2. Complaints about final exams, projects, papers etc. Finals week can sometimes be a bit of a shock to students. ‘Wow! Final exams just came out of nowhere!’ Well, no, not really. You should have been expecting your final for about fourteen weeks now. ‘But, I don’t understand; I’m expected to write a twelve page research paper and turn it in three days from now?’ Yes. It’s been in your syllabus and you should have been preparing for it. ‘I’ve been so busy over the past few weeks that I’ve completely forgotten about my remaining academic obligations’ says the student who has spent the past few weeks browsing Netflix and Waking ^ The World instead of preparing for the end of the semester. They’ll never learn.

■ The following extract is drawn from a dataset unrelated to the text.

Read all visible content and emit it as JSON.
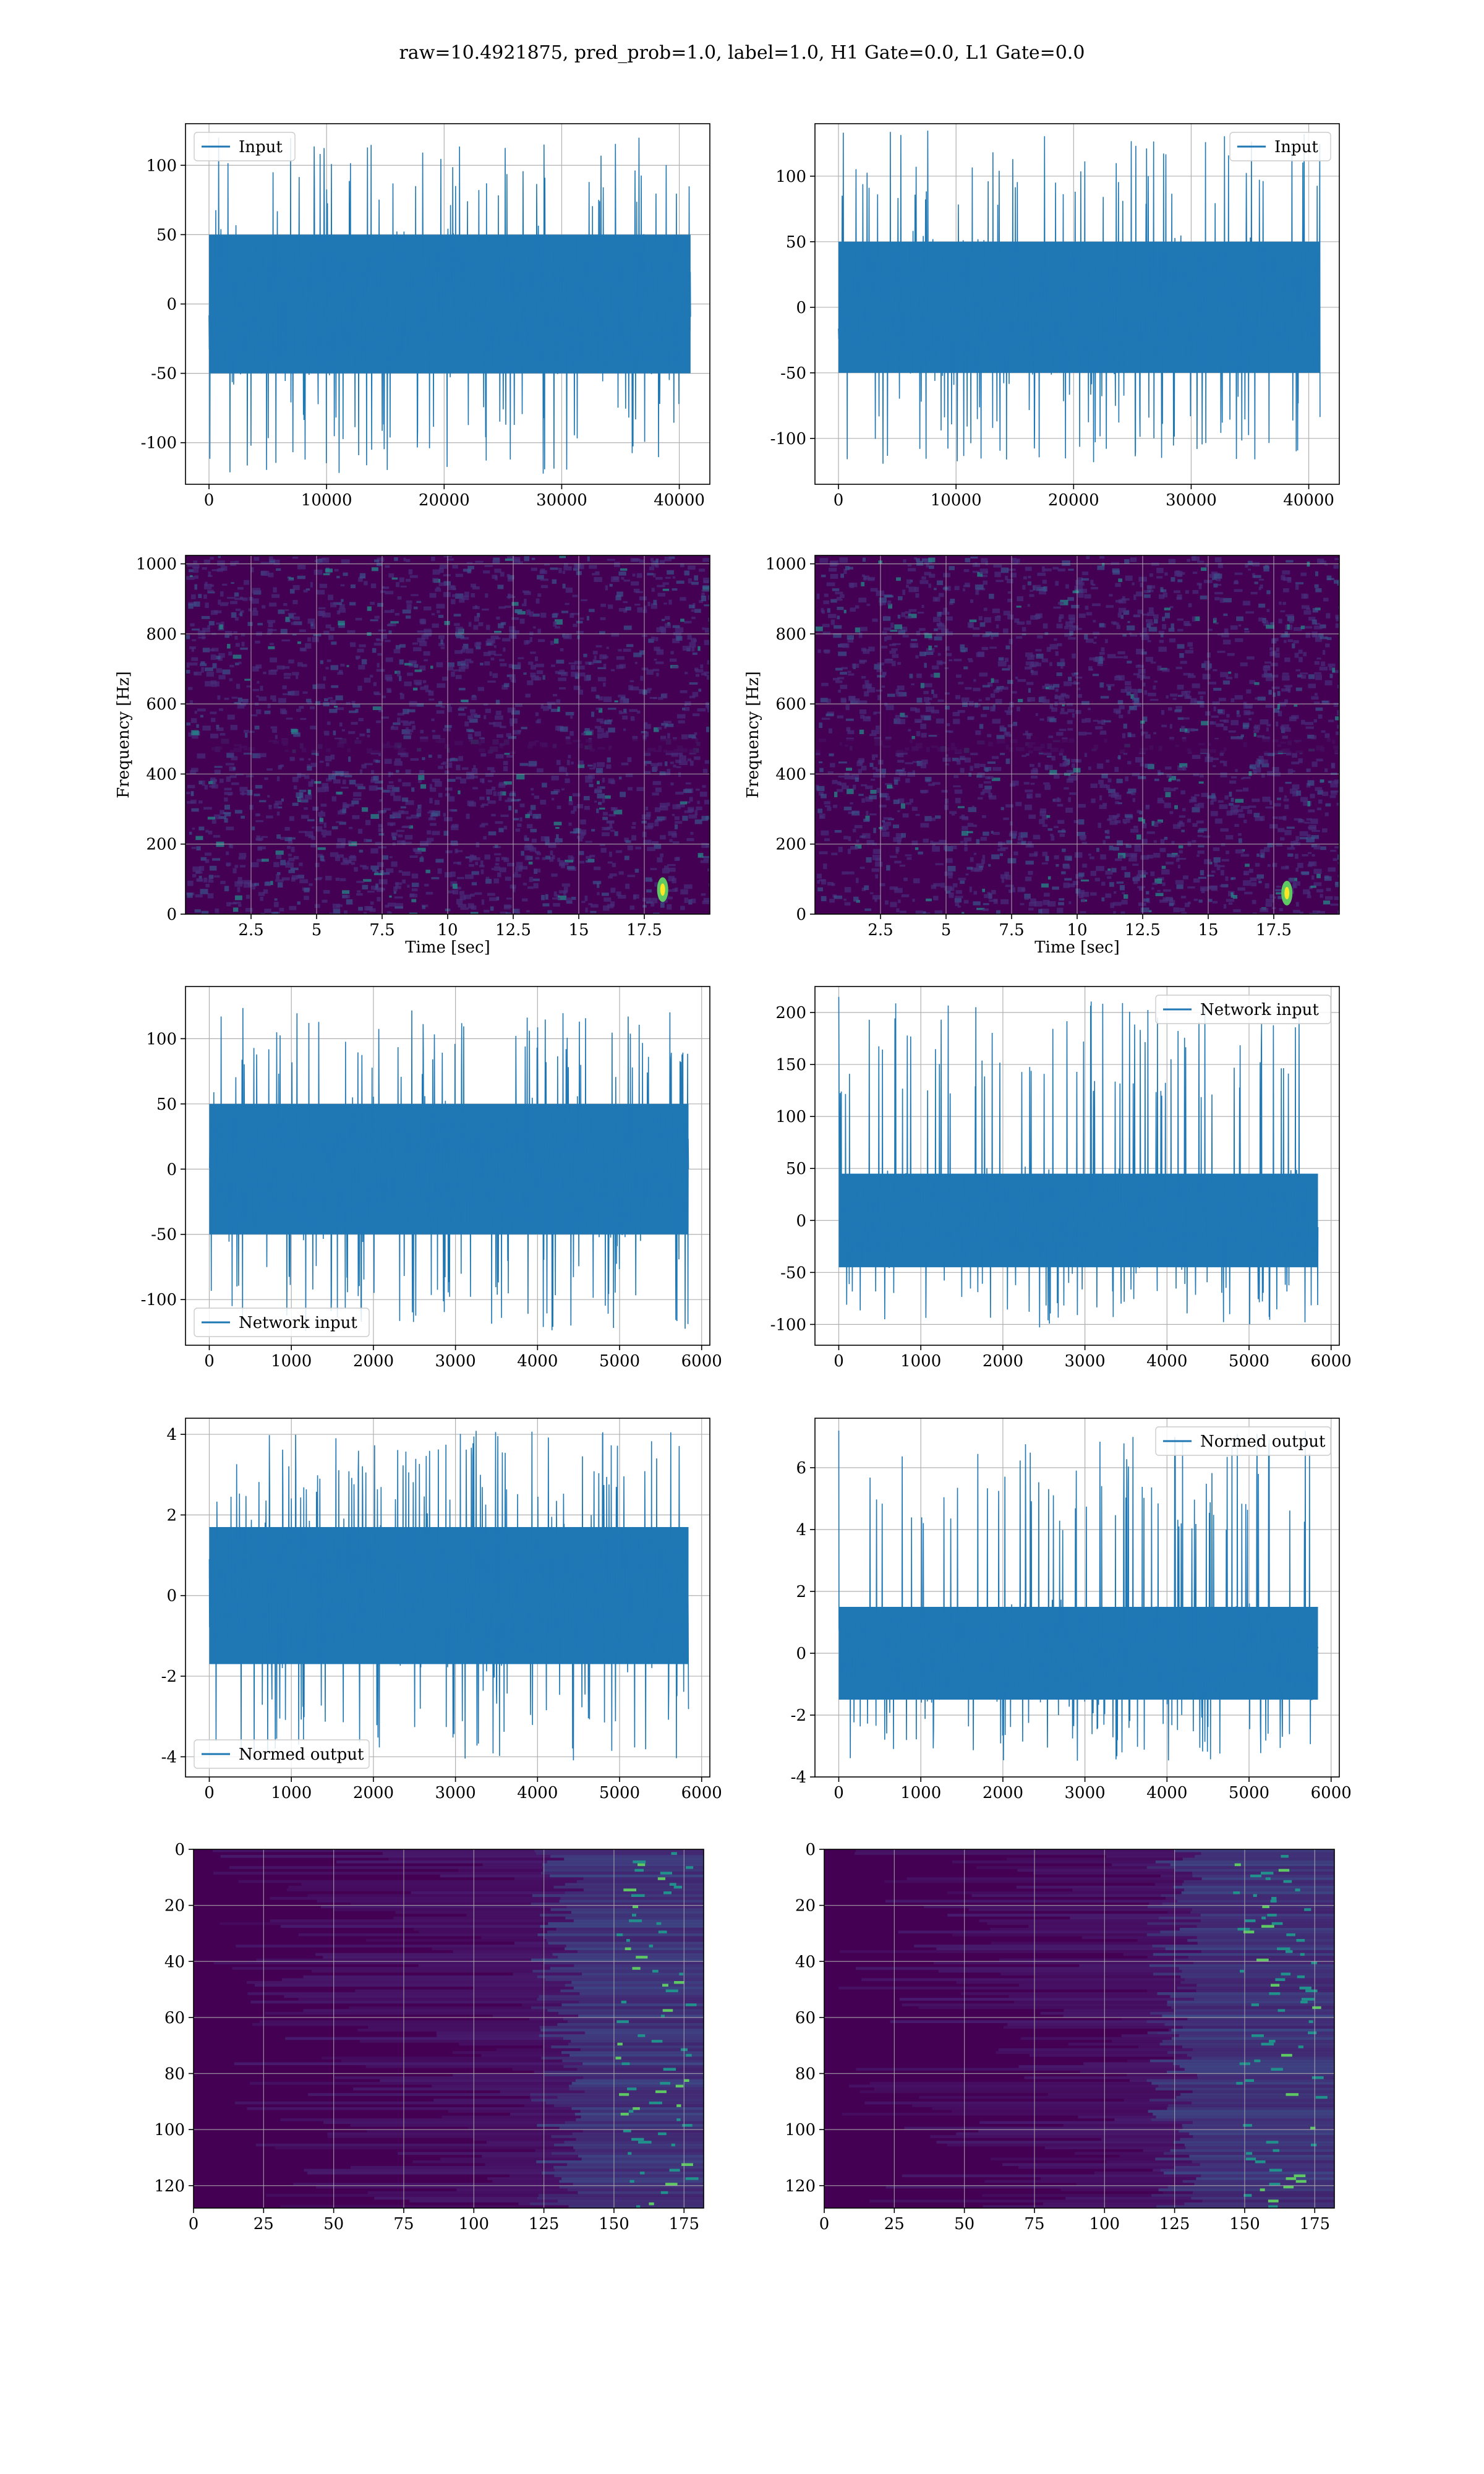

3. Purchasing textbooks for next semester and not enjoying it. About halfway through Winter Break (in the transition from Christmas movies to “The Walking Dead,” as stated above), you will make the foolish mistake of purchasing your textbooks when all other students are doing so. The procrastination in doing so is not surprising. What appalls me is that some students do not enjoy it. There you will sit, with the amazing opportunity to spend your year’s savings on textbooks that you will gently skim once or twice throughout the next semester. Maybe in order to appreciate this experience, you must think about it in a different light. You are not purchasing a collection of potential knowledge. You are purchasing an expensive backpack weight that you will bring to various classes in order to give the impression of learning, understanding, and academic dedication. If you cannot be excited about the idea of these wasted resources, then you can at least be motivated by the back problems that these textbooks will cause you later in life.
4. Leaving campus but forgetting to say goodbye to your friends/readers. Thank you all for your attention. I am excited to publicly complain about more things in the coming semester. You are next.